Только когда я посетил ее во флорентийском палаццо после войны, выяснилась правда: Дэн Грегори отослал ее туда, совершенно одну, чтобы она избавилась в клинике от плода, который носила.
— За это мне следовало бы его поблагодарить, — сказала она мне во Флоренции. — Именно тогда я впервые заинтересовалась иностранными языками[25].
И засмеялась.
* * *
Мадам Берман сообщила мне, что у моей кухарки был не один аборт, как у Мэрили Кемп, а три — причем не в швейцарской клинике, а в кабинете врача в Саут-Хэмптоне. От этого мне стало тоскливо. С другой стороны, мне становится тоскливо почти от всех подробностей современной жизни.
Я не спросил, в каком месте в последовательность абортов вклинилось вынашивание до срока Целесты. Мне не хотелось этого знать, но мадам Берман обеспечила меня и этой информацией.
— Два аборта до Целесты и один после, — сказала она.
— Кухарка вам сама рассказала?
— Целеста мне рассказала, — ответила она. — Еще она сказала, что ее мать подумывает об операции по перевязке маточных труб.
— Как хорошо, что мне это теперь известно, — сказал я, — на случай непредвиденных обстоятельств.
* * *
И снова я возвращаюсь в прошлое, хотя настоящее продолжает хватать меня за пятки, как взбесившийся фокстерьер.
Моя мать умерла в полной уверенности, что Дэн Грегори, от которого я не получил напрямую ни единого слова, выбрал меня своим протеже. Перед тем, как заболеть, она предсказывала, что Григорян отправит меня учиться в художественную школу, что Григорян убедит редакции журналов нанять меня иллюстратором, как только я вырасту, что Григорян познакомит меня со своими богатыми друзьями, а они научат меня, как и я смог бы разбогатеть, вкладывая деньги, которые я заработаю рисованием, в акции на бирже. В 1928 году всем казалось, что биржевые котировки никогда не падают, а только растут и растут — в точности, как и сейчас! Э-ге-гей!
Так что она упустила не только финансовый крах, наставший через год. Она также не присутствовала при том, как я осознал еще двумя годами позже, что не общался с Дэном Грегори даже опосредованно, и что он, скорее всего, даже не подозревал о моем существовании, а щедрые похвалы работ, отсылаемых мной для оценки в Нью-Йорк, исходили не от самого высокооплачиваемого художника в Америке, а от женщины, которая была ему, по словам моего отца, «то ли уборщицей, то ли кухаркой, то ли подстилкой».

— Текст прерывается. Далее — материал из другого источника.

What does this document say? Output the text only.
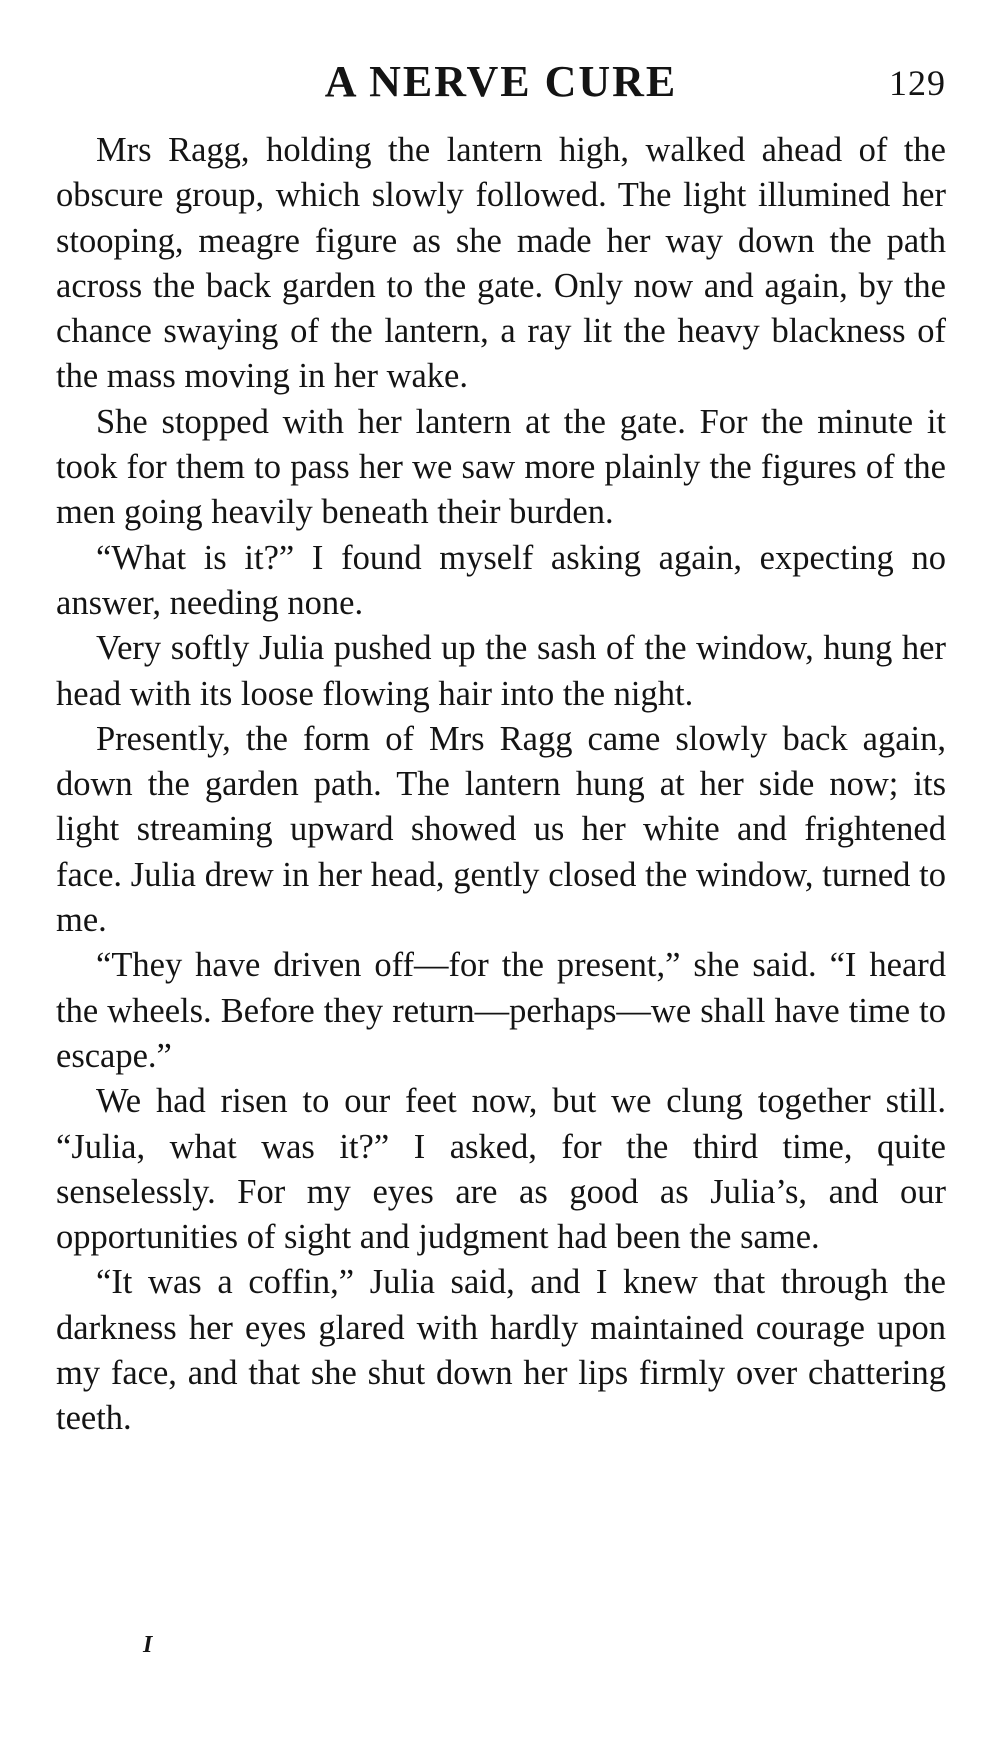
A NERVE CURE	129

Mrs Ragg, holding the lantern high, walked ahead of the obscure group, which slowly followed. The light illumined her stooping, meagre figure as she made her way down the path across the back garden to the gate. Only now and again, by the chance swaying of the lantern, a ray lit the heavy blackness of the mass moving in her wake.

She stopped with her lantern at the gate. For the minute it took for them to pass her we saw more plainly the figures of the men going heavily beneath their burden.

“What is it?” I found myself asking again, expecting no answer, needing none.

Very softly Julia pushed up the sash of the window, hung her head with its loose flowing hair into the night.

Presently, the form of Mrs Ragg came slowly back again, down the garden path. The lantern hung at her side now; its light streaming upward showed us her white and frightened face. Julia drew in her head, gently closed the window, turned to me.

“They have driven off—for the present,” she said. “I heard the wheels. Before they return—perhaps—we shall have time to escape.”

We had risen to our feet now, but we clung together still. “Julia, what was it?” I asked, for the third time, quite senselessly. For my eyes are as good as Julia’s, and our opportunities of sight and judgment had been the same.

“It was a coffin,” Julia said, and I knew that through the darkness her eyes glared with hardly maintained courage upon my face, and that she shut down her lips firmly over chattering teeth.

I
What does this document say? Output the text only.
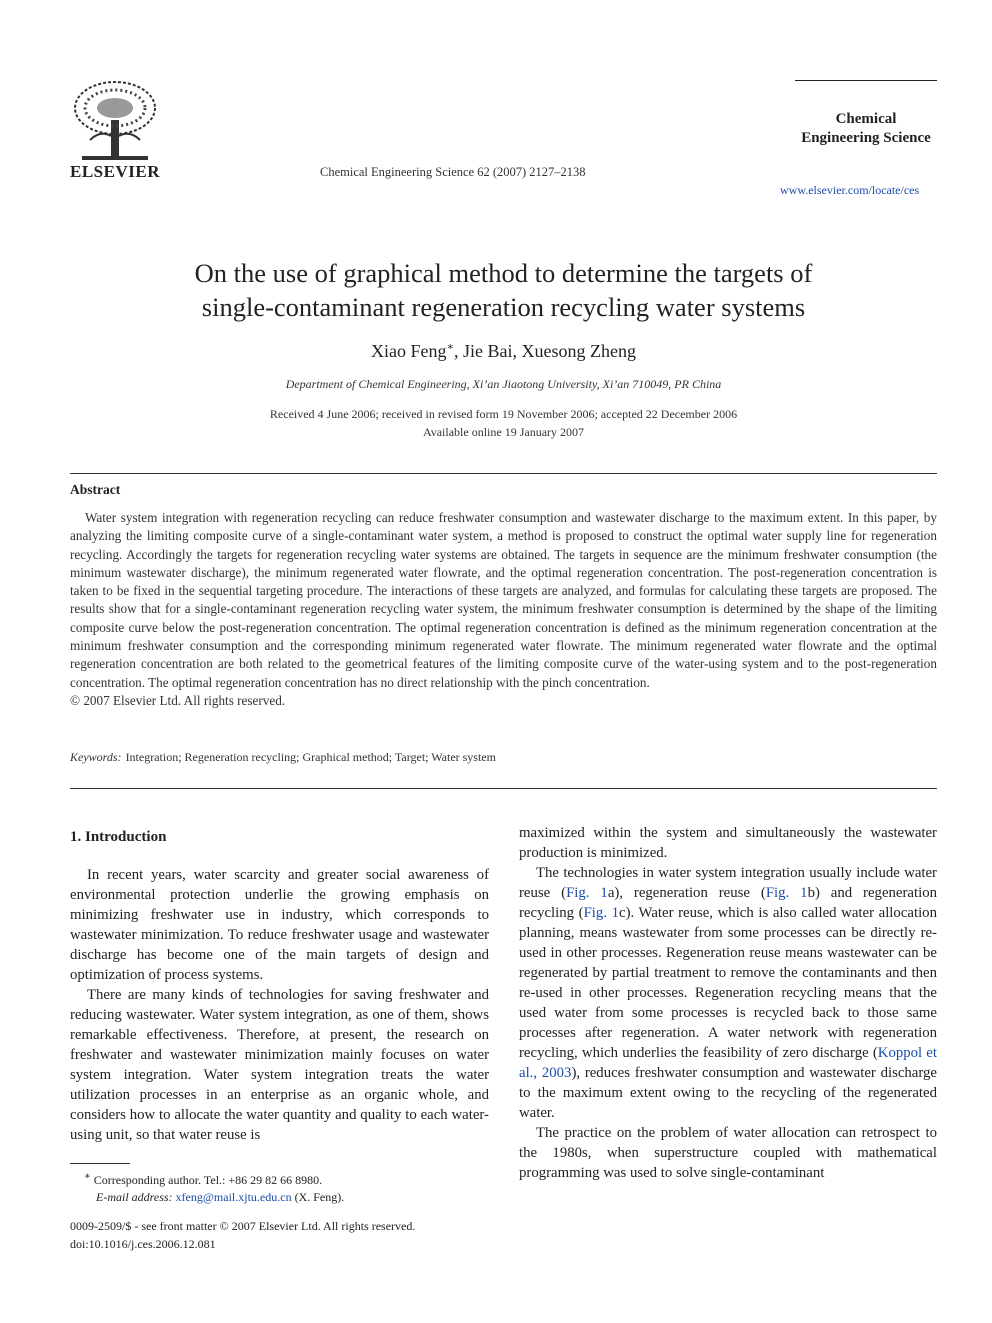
ELSEVIER	Chemical Engineering Science 62 (2007) 2127–2138
Chemical
Engineering Science
www.elsevier.com/locate/ces
On the use of graphical method to determine the targets of
single-contaminant regeneration recycling water systems
Xiao Feng∗, Jie Bai, Xuesong Zheng
Department of Chemical Engineering, Xi’an Jiaotong University, Xi’an 710049, PR China
Received 4 June 2006; received in revised form 19 November 2006; accepted 22 December 2006
Available online 19 January 2007
Abstract

Water system integration with regeneration recycling can reduce freshwater consumption and wastewater discharge to the maximum extent. In this paper, by analyzing the limiting composite curve of a single-contaminant water system, a method is proposed to construct the optimal water supply line for regeneration recycling. Accordingly the targets for regeneration recycling water systems are obtained. The targets in sequence are the minimum freshwater consumption (the minimum wastewater discharge), the minimum regenerated water flowrate, and the optimal regeneration concentration. The post-regeneration concentration is taken to be fixed in the sequential targeting procedure. The interactions of these targets are analyzed, and formulas for calculating these targets are proposed. The results show that for a single-contaminant regeneration recycling water system, the minimum freshwater consumption is determined by the shape of the limiting composite curve below the post-regeneration concentration. The optimal regeneration concentration is defined as the minimum regeneration concentration at the minimum freshwater consumption and the corresponding minimum regenerated water flowrate. The minimum regenerated water flowrate and the optimal regeneration concentration are both related to the geometrical features of the limiting composite curve of the water-using system and to the post-regeneration concentration. The optimal regeneration concentration has no direct relationship with the pinch concentration.

© 2007 Elsevier Ltd. All rights reserved.

Keywords: Integration; Regeneration recycling; Graphical method; Target; Water system
1. Introduction

In recent years, water scarcity and greater social awareness of environmental protection underlie the growing emphasis on minimizing freshwater use in industry, which corresponds to wastewater minimization. To reduce freshwater usage and wastewater discharge has become one of the main targets of design and optimization of process systems.

There are many kinds of technologies for saving freshwater and reducing wastewater. Water system integration, as one of them, shows remarkable effectiveness. Therefore, at present, the research on freshwater and wastewater minimization mainly focuses on water system integration. Water system integration treats the water utilization processes in an enterprise as an organic whole, and considers how to allocate the water quantity and quality to each water-using unit, so that water reuse is

maximized within the system and simultaneously the wastewater production is minimized.

The technologies in water system integration usually include water reuse (Fig. 1a), regeneration reuse (Fig. 1b) and regeneration recycling (Fig. 1c). Water reuse, which is also called water allocation planning, means wastewater from some processes can be directly re-used in other processes. Regeneration reuse means wastewater can be regenerated by partial treatment to remove the contaminants and then re-used in other processes. Regeneration recycling means that the used water from some processes is recycled back to those same processes after regeneration. A water network with regeneration recycling, which underlies the feasibility of zero discharge (Koppol et al., 2003), reduces freshwater consumption and wastewater discharge to the maximum extent owing to the recycling of the regenerated water.

The practice on the problem of water allocation can retrospect to the 1980s, when superstructure coupled with mathematical programming was used to solve single-contaminant

∗ Corresponding author. Tel.: +86 29 82 66 8980.
E-mail address: xfeng@mail.xjtu.edu.cn (X. Feng).
0009-2509/$ - see front matter © 2007 Elsevier Ltd. All rights reserved.
doi:10.1016/j.ces.2006.12.081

Я помню тот день. Мне было лет пятнадцать, я вернулся домой из школы и застал отца на нашей крохотной кухне за столом, покрытым клеенкой, а перед ним стопкой лежали письма Мэрили. Он перечитал их все.
Никакого вторжения в мою личную жизнь тут не было. Письма принадлежали всей семье, если двух человек можно назвать семьей. Они были собственностью, накопленным капиталом, надежными облигациями, которые принесут дивиденды, как только созреют для меня, а я — для них. А когда они выйдут в тираж, я смогу позаботиться и об отце, потому что он в самом деле нуждался в заботе. Все его сбережения сгорели вместе с крахом Сберегательной Кассы Взаимопомощи округа Лума, которую все в поселке, включая и отца, называли теперь «Эль Банко Лопнуто». В те времена государство еще не страховало банковские вклады[26].